Ito Eisaku, Ohki Takao, Toya Naoki, Nakagawa Hikaru, Nishide Ryou, Okazaki Kohei, Akiba Tadashi
Department of Vascular Surgery, The Jikei University Kashiwa Hospital, Kashiwa city, Chiba prefecture, Japan.
Division of Vascular Surgery, Department of Surgery, The Jikei University School of Medicine, 3-19-18, Nishi-shimbashi, Minato City, Tokyo, 105-8471, Japan.
Surg Case Rep. 2021 Jan 31;7(1):36. doi: 10.1186/s40792-021-01115-9.
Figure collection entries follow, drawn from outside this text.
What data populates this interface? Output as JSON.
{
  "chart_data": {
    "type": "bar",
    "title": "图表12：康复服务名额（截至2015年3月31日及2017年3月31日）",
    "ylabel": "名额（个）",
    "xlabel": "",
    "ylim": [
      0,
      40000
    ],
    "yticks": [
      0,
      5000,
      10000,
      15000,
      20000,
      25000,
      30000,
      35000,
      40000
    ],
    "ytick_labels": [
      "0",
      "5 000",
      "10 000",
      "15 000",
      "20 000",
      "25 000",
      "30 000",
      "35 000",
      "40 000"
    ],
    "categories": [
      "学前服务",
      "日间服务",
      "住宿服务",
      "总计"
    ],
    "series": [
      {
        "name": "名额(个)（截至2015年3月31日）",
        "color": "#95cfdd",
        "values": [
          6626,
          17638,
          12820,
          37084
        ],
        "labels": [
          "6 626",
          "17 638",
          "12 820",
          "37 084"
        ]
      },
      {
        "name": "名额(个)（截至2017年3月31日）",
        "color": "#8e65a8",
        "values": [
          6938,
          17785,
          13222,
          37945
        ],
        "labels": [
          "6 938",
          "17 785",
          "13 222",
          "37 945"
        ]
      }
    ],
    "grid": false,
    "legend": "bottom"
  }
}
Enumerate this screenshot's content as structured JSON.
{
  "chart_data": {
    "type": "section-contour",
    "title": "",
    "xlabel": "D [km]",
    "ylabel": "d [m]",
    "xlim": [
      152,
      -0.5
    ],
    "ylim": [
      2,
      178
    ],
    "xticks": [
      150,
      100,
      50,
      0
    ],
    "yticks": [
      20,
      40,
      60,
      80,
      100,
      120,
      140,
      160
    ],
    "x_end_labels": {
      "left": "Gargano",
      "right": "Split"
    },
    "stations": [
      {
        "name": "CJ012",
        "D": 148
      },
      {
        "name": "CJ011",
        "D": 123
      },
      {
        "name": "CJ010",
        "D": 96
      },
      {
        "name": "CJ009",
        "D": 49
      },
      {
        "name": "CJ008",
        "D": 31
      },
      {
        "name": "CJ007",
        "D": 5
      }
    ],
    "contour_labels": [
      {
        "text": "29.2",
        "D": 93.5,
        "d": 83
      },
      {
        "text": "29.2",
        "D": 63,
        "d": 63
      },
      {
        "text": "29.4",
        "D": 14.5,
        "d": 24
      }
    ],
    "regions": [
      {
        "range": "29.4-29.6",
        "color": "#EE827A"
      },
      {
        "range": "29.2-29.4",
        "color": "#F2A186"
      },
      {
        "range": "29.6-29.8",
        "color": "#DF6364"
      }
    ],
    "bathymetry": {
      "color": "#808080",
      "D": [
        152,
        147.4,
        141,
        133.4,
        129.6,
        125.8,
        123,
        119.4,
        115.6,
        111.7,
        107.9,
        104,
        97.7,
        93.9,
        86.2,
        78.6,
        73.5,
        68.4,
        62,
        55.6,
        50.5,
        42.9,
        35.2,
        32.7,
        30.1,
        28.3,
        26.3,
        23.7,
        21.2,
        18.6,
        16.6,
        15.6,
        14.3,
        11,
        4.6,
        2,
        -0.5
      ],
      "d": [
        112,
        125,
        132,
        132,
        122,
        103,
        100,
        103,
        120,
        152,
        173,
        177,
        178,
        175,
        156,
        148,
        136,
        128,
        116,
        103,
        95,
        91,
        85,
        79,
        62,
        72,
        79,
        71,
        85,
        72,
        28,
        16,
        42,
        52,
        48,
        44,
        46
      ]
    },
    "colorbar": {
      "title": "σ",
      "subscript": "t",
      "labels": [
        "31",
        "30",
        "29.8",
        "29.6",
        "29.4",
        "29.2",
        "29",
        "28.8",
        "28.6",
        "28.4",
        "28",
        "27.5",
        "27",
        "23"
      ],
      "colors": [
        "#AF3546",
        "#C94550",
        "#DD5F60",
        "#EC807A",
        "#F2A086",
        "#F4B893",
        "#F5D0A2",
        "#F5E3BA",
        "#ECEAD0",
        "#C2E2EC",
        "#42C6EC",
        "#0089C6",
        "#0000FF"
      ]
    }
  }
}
The snorkel technique for a juxtarenal abdominal aortic aneurysm (JAAA) is an important treatment option for high-risk patients. We report the lift snorkel technique through the trans-femoral access for a type Ia endoleak after fenestrated endovascular aneurysm repair (FEVAR) in a case of difficult trans-brachial access.
A 76-year-old woman who had JAAA presented with a type Ia endoleak and sac expansion after FEVAR. We planned for proximal additional stentgraft with the bilateral renal artery snorkel technique. However, during the secondary intervention, it was difficult to cannulate to the left renal artery through the trans-brachial access due to interference of the supra-renal stent. Stentgraft was eventually delivered into the left renal artery via the trans-femoral access with a 5 Fr sheath. A plain angioplasty balloon was inserted coaxially through the sheath. The balloon was inflated in the proximal end of the stentgraft and then pushed up to replace the proximal end from down to up. The additional aortic cuff was deployed parallel to the snorkel stentgraft. One year after the additional treatment, computed tomography (CT) revealed aneurysm sac shrinkage.
The lift snorkel technique is a unique method converting the retrograde approach to antegrade renal artery stenting and would be an effective option for difficult trans-brachial cases for a type Ia endoleak after FEVAR of a JAAA.
对于近肾腹主动脉瘤(JAAA),通气管技术是高危患者的重要治疗选择。我们报告了在经肱动脉入路困难的情况下,通过经股动脉入路对开窗型血管内动脉瘤修复术(FEVAR)后Ia型内漏采用升举通气管技术的情况。
一名患有JAAA的76岁女性在FEVAR后出现Ia型内漏和瘤囊扩张。我们计划采用双侧肾动脉通气管技术进行近端额外的支架移植物置入。然而,在二次干预过程中,由于肾上支架的干扰,经肱动脉入路难以将导管插入左肾动脉。最终通过经股动脉入路,使用5 Fr鞘管将支架移植物输送至左肾动脉。一个普通的血管成形术球囊通过鞘管同轴插入。球囊在支架移植物近端充气,然后向上推以由下向上替换近端。额外的主动脉袖带与通气管支架移植物平行展开。额外治疗一年后,计算机断层扫描(CT)显示动脉瘤囊缩小。
升举通气管技术是一种将逆行入路转换为顺行肾动脉支架置入的独特方法,对于JAAA的FEVAR术后Ia型内漏的经肱动脉困难病例将是一种有效的选择。